Avec le film Blue Beetle à l’affiche au cinéma ce mois-ci, il était attendu que Urban Comics en profite pour caler un comics éponyme qui avait eu droit à une sortie en VO plus tôt dans l’année. Véritable curiosité du mois, celui-ci s’accompagne des débuts de la série Poison Ivy Infinite, ainsi que la suite et fin de l’évènement Planète Lazarus. Un mois intéressant, notamment parce qu’il permet d’aborder des personnages habituellement moins en vue, qui sortent un peu du carcan habituel de Batman et Superman.
Cette chronique a été écrite suite à l’envoi d’exemplaires par l’éditeur.
Blue Beetle Infinite, comme une crise d’adolescence
Tandis que le film Blue Beetle est projeté au cinéma et fait un four que tout le monde a vu venir sauf la Warner, Urban Comics en profite pour introduire dans sa collection Infinite la mini-série Blue Beetle: Graduation Day sortie cette année. Sous le titre de Blue Beetle Infinite et en attendant la publication future éventuelle de la nouvelle série de comics (qui commence le 5 septembre aux États-Unis), on y découvre donc les débuts depuis la reprise du personnage par le duo composé de Josh Trujillo et Adrián Gutiérrez. Blue Beetle y est incarné par Jaime Reyes. Un jeune latino, troisième personne à porter le costume dans l’histoire du personnage, qui tire ses pouvoirs d’une sorte de scarabée alien nommé Khaji Da : le comics l’explique dans ses premières pages alors que Jaime se présente dans le fameux mode narratif du “vous vous demandez sûrement comment j’ai fini ici”, très à la mode dans les récits qui visent les ados. L’action débute lors de la remise des diplômes à la fin du lycée, où l’on découvre donc un personnage encore jeune, à peine adulte, qui est en conflit avec ses parents car il ne sait pas encore tout à fait ce qu’il veut faire de sa vie. Un jeune homme coincé entre les attentes de sa famille, et son besoin de trouver sa propre voie, tandis que ses pouvoirs le poussent à jouer un rôle de super-héros qui lui convient finalement assez peu. C’est du young adult pur jus, avec son lot de questionnements sur l’identité, mais aussi avec une forte consonance latino tant le personnage est attaché à sa communauté et à sa famille qui prennent dès le début une place importante.

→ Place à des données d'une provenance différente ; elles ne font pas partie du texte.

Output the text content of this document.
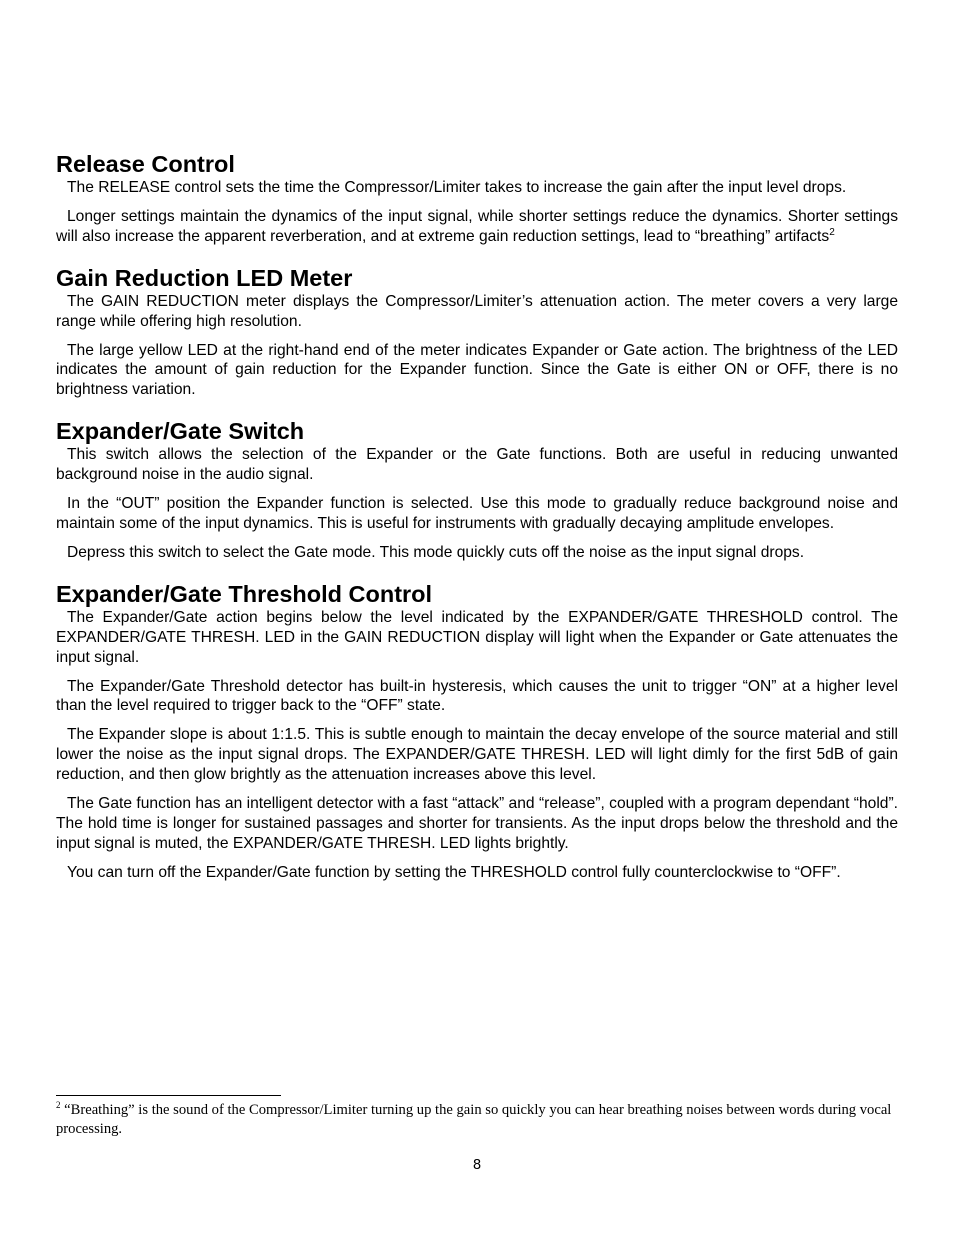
Release Control

The RELEASE control sets the time the Compressor/Limiter takes to increase the gain after the input level drops.

Longer settings maintain the dynamics of the input signal, while shorter settings reduce the dynamics. Shorter settings will also increase the apparent reverberation, and at extreme gain reduction settings, lead to “breathing” artifacts$^2$

Gain Reduction LED Meter

The GAIN REDUCTION meter displays the Compressor/Limiter’s attenuation action. The meter covers a very large range while offering high resolution.

The large yellow LED at the right-hand end of the meter indicates Expander or Gate action. The brightness of the LED indicates the amount of gain reduction for the Expander function. Since the Gate is either ON or OFF, there is no brightness variation.

Expander/Gate Switch

This switch allows the selection of the Expander or the Gate functions. Both are useful in reducing unwanted background noise in the audio signal.

In the “OUT” position the Expander function is selected. Use this mode to gradually reduce background noise and maintain some of the input dynamics. This is useful for instruments with gradually decaying amplitude envelopes.

Depress this switch to select the Gate mode. This mode quickly cuts off the noise as the input signal drops.

Expander/Gate Threshold Control

The Expander/Gate action begins below the level indicated by the EXPANDER/GATE THRESHOLD control. The EXPANDER/GATE THRESH. LED in the GAIN REDUCTION display will light when the Expander or Gate attenuates the input signal.

The Expander/Gate Threshold detector has built-in hysteresis, which causes the unit to trigger “ON” at a higher level than the level required to trigger back to the “OFF” state.

The Expander slope is about 1:1.5. This is subtle enough to maintain the decay envelope of the source material and still lower the noise as the input signal drops. The EXPANDER/GATE THRESH. LED will light dimly for the first 5dB of gain reduction, and then glow brightly as the attenuation increases above this level.

The Gate function has an intelligent detector with a fast “attack” and “release”, coupled with a program dependant “hold”. The hold time is longer for sustained passages and shorter for transients. As the input drops below the threshold and the input signal is muted, the EXPANDER/GATE THRESH. LED lights brightly.

You can turn off the Expander/Gate function by setting the THRESHOLD control fully counterclockwise to “OFF”.

$^2$ “Breathing” is the sound of the Compressor/Limiter turning up the gain so quickly you can hear breathing noises between words during vocal processing.

8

Néanmoins il reçoit en ce jour important une visite inattendue, celle de l’homme le plus fort de la planète : Superman. Figure quasi-mystique, qui lui annonce que la race alien à laquelle appartient le scarabée qui lui donne ses pouvoirs est prête à revenir et à envahir la Terre. Une terrible nouvelle qui pousse le personnage à faire le point sur sa propre vie, sur ses pouvoirs et à mieux les contrôler, sachant que Superman et Batman veulent plutôt qu’il se cache et ne les utilise pas, puisque c’est ses pouvoirs qui attirent les aliens. Le combat qui s’engage dans ce comics est une métaphore pour Jaime, partagé entre sa vie de super-héros et les attentes de ses parents : il ne sait plus qui il est et ce qu’il veut faire tandis qu’eux poussent pour qu’il aille à l’université maintenant qu’il a fini le lycée. Cette hésitation se trouve aussi dans son combat contre une invasion future puisque, il ressent une responsabilité à utiliser ses pouvoirs pour faire le bien, mais leur utilisation pourrait provoquer une catastrophe. Dans l’ensemble Josh Trujillo brille à l’écriture de ce récit, qui malgré son ton très jeune et enjoué offre quelque chose qui dit des choses franchement intéressantes. Notamment sur la manière dont un jeune en sortie de lycée doit encore se forger sa propre identité, loin d’avoir encore compris le monde qui l’entoure, les attentes placées en lui et ses propres capacités à affronter les obstacles qui se dressent sur son chemin. Et avec un style visuel très cartoon, ultra coloré, qui évoque même parfois le genre du sentai japonais avec ses différents « beetle » aux couleurs différentes, cela correspond bien au ton du récit qui veut s’adresser à tout le monde, et surtout aux jeunes. Mais les couleurs, exclusivement numériques, manquent de nuance et d’imperfection sur les personnages, leur peau notamment. C’est très lisse, trop lisse, cela manque de corps et de personnalité, ce qui est vraiment dommageable alors que l’intention est franchement bonne.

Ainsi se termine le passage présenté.